I am a 19 year old boy. I am a Christian. I do believe in God with all my heart and soul and try to follow the Lord's teachings. I have always trusted in God for help.
I have always wanted to give my heart to the one girl whom I truly love, marry her and live a life filled with God's blessings. Two years ago I fell in love with a girl. She was everything I had wanted in a girl -- mature, decent, respectful, and most importantly, She loves me a lot. Before we knew it, we were in love with each other. In spite of the fact that we loved each other and were in a committed relationship for two years, we decided to many times to break up. The reason being she is a Hindu and I am a Christian. We tried to move on many times, but we just can't do it.
I gathered my courage and told my parents about this. They, being broad-minded and willing to sacrifice their will for my happiness, have accepted this relationship. But her parents are not that broad-minded and won't allow this relationship to move forward. We don't want to hurt either of our families.
Another thing that concerns me is that I don't know whether our relationship will be accepted by God, even if we do get married. Will it be a sin or something unacceptable to my God? Will God still bless our relationship?

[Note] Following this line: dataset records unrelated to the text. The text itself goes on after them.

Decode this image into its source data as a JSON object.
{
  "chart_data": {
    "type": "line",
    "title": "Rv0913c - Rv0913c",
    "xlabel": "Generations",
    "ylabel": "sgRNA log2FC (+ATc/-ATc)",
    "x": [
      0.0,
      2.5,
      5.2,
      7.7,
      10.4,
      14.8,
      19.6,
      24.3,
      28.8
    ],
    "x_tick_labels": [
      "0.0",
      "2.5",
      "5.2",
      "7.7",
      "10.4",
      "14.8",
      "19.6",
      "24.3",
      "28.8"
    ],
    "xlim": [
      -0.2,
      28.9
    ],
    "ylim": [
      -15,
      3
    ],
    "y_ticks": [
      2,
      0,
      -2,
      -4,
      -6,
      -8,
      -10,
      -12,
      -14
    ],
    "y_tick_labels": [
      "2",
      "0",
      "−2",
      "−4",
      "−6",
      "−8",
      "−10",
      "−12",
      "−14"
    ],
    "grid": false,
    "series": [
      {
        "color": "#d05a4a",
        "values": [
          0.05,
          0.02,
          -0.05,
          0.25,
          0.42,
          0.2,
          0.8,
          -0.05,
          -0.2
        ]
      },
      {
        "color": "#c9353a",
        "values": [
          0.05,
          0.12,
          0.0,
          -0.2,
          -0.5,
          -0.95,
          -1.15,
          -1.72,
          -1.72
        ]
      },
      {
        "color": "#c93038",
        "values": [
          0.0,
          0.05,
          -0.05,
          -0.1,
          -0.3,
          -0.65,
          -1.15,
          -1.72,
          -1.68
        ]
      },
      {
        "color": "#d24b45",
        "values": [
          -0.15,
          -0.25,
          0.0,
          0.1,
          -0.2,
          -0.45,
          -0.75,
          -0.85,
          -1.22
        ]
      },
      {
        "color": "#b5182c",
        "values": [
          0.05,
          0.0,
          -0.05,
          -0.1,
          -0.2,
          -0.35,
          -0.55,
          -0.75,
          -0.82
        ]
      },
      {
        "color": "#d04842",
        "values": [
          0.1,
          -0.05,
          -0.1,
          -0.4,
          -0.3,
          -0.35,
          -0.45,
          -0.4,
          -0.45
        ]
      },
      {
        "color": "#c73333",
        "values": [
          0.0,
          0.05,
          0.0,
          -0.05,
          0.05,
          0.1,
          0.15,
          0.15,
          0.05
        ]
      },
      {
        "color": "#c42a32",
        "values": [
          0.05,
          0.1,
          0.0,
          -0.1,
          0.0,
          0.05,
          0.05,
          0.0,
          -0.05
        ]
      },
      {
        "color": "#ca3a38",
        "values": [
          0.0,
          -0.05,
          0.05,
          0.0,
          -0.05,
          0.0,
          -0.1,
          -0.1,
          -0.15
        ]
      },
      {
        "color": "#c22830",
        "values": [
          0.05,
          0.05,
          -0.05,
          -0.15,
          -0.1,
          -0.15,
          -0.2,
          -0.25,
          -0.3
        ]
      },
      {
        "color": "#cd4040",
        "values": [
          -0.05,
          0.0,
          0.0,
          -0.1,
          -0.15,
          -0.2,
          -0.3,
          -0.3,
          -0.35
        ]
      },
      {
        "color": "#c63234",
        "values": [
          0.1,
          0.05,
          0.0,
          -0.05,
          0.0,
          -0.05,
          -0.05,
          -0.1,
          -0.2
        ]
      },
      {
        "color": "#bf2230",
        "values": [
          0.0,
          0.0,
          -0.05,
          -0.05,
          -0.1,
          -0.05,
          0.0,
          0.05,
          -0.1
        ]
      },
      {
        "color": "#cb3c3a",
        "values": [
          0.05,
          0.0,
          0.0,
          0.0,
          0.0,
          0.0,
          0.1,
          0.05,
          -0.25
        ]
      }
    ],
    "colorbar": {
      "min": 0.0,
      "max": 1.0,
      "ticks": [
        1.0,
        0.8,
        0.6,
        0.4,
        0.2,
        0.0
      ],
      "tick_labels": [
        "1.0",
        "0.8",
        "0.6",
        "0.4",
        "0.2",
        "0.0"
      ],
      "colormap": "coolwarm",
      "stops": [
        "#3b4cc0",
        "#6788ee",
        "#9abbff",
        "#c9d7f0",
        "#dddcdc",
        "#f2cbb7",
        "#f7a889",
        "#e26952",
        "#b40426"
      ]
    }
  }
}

I really need help. I know this is a bit early for me to take such big decisions, but I just have to know. Please help. I pray that this may give me the answers I have been longing for.
Thank you. God bless you.
I always get concerned when people use the phrase "committed relationship" because it has become a code for "been having sex," something a serious Christian would not be involved in (Hebrews 13:4).
Assuming sex is not a part of the issue here, let's consider the long term issues. Marriage is for the rest of your life, so how is marrying this girl going to improve your walk with Christ? When you have children, what religion will they be raised in? What will happen to the children when they see mom and dad disagreeing about religion? (Hint: most become atheists.)
Marriage to a non-believer is not a sin. A few passages talk about this sort of situation: I Corinthians 7:12-15 and I Peter 3:1-2, but this does not mean it is ideal situation. Clearly problems have already existed between the two of you since you've broken up several times already. Marriage will not make those problems go away.